7. The principles in regard to revaluation may therefore be summarised thus:--

(a) A student has no right to seek revaluation of an answer-script unless the rules governing the examination specifically provide for revaluation. A provision for 'scrutiny' or 'retotalling' of marks or 'rechecking the results' in the Rules does not entitle a student to seek re-Valuation.
(b) Where the rules do not provide for revaluation, the High Court will not normally direct the production of the answer scripts for its scrutiny or order revaluation. But in rare and exceptional cases where malafides or tampering is made out, or where injustice has been caused on account of gross negligence, the Court may direct revaluation in exercise of its jurisdiction under Article 226 of the Constitution.
(c) Ascertainment of malafides and tampering depends on facts of the case and for that purpose, if necessary, the answer script may be summoned.
(d) Ascertainment of "gross negligence resulting in injustice" is a more difficult exercise. A student who has consistently secured very high marks in a subject in the last few years examinations, is shown to have failed in such subject, the Court may consider it to be a prima facie evidence of such negligence and call for the answer scripts. The mere fact that a student feels that he deserved more marks or alleges negligence, can not be a ground to call for answer scripts. On securing the answer-script, the Court may examine it or take the assistance of a qualified teacher to examine it. If the Court finds any gross negligence resulting in injustice which shocks its judicial conscience, it may direct revaluation.
(e) But change in marks on account of perceptional differences in assessment can not be a ground for re-valuation. Different examiners may evaluate the same answers differently resulting in lesser or higher marks being awarded. Re-valuation is not to be ordered merely because another valuer is of the view that the marks should have been different. In traditional examinations where the purpose is to test the knowledge, grammar, logic or reasoning, the perceptions about the answers may vary from examiner to examiner. (Of course where the examination is of objective type, where the student is merely to mark 'yes' or 'no', or choose one of the multiple answers, there can not be any difference in valuation.)
(f) While fairness in examinations is impliedly assured by the Board, exactness in valuation in individual cases can neither be assured nor be claimed.

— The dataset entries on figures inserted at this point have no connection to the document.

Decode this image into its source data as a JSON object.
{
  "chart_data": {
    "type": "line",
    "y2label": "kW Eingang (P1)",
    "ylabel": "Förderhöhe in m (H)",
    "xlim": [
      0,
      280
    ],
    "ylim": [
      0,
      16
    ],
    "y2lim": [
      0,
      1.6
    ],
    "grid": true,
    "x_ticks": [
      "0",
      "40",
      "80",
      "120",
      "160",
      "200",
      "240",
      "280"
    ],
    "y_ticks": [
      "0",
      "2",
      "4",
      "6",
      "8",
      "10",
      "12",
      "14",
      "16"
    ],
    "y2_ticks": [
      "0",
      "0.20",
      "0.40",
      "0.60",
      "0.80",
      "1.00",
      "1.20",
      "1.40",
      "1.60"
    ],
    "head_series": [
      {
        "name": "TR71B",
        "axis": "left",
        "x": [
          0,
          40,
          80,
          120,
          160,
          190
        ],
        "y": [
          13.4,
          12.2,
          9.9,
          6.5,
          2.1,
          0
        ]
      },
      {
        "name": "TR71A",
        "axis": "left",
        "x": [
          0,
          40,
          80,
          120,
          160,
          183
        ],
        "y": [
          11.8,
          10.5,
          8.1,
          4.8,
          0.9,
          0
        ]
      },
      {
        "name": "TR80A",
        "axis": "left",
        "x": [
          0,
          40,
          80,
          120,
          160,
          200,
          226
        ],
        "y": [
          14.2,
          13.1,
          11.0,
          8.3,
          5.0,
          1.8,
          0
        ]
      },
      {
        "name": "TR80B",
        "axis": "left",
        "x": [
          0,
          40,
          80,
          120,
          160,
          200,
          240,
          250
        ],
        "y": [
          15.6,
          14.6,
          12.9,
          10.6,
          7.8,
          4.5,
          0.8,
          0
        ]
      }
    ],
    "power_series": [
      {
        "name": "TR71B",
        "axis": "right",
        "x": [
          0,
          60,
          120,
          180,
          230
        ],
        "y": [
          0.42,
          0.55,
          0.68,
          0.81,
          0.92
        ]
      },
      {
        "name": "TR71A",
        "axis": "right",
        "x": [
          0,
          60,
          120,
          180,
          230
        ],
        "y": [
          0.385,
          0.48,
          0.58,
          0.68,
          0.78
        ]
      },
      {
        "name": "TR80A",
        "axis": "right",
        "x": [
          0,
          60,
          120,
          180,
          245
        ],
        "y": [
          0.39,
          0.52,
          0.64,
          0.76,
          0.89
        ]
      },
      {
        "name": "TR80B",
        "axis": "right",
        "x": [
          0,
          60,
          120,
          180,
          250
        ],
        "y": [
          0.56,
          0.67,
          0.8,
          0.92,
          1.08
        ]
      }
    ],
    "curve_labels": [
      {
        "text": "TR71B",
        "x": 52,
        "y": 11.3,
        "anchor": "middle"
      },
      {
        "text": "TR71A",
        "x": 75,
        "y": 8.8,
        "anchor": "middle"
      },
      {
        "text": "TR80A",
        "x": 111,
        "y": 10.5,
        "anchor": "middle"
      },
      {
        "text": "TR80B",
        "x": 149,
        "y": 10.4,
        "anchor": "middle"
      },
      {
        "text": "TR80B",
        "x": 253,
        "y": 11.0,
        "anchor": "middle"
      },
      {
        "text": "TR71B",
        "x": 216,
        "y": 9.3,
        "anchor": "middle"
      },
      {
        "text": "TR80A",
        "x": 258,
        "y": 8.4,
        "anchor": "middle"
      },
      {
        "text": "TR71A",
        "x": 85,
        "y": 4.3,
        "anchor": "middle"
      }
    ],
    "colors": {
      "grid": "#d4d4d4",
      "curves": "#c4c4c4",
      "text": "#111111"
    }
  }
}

Certain margin of human error, over- sight, and perceptional difference is part of the valuation system, where thousands or lacs of answer scripts are evaluated by hundreds or thousands of evaluaters. Therefore, even where the Court secures the answer script and examines it or gets it examined by an independent teacher, re-valuation should not be ordered merely because there is some difference in valuation or because one or two answers have not been valued or have been wrongly valued. To repeat, malafides or tampering or gross negligence (and not small or negligible errors or perceptional changes) is a condition precedent for ordering re-valuation.

8. On applying the said principles, we are clear that the appellant in this case is not entitled to seek production of answer-scripts or revaluation. The appellant has not made out any malafides or tampering. The appellant has passed with an average 76% marks. The fact that he may get a few more marks, on revaluation, is not a ground for summoning the answer script and order re-valuation. Where the student has already secured a high percentage of marks, there is no case for 'gross negligence resulting in injustice'. Courts should not be swayed by sympathy and rhetoric in such matters. As observed by the Supreme Court 'pragmatism' and not 'idealism* should be the basis for interference in such matters.

9. We, therefore, find no reason to entertain the appeal. The appeal is dismissed.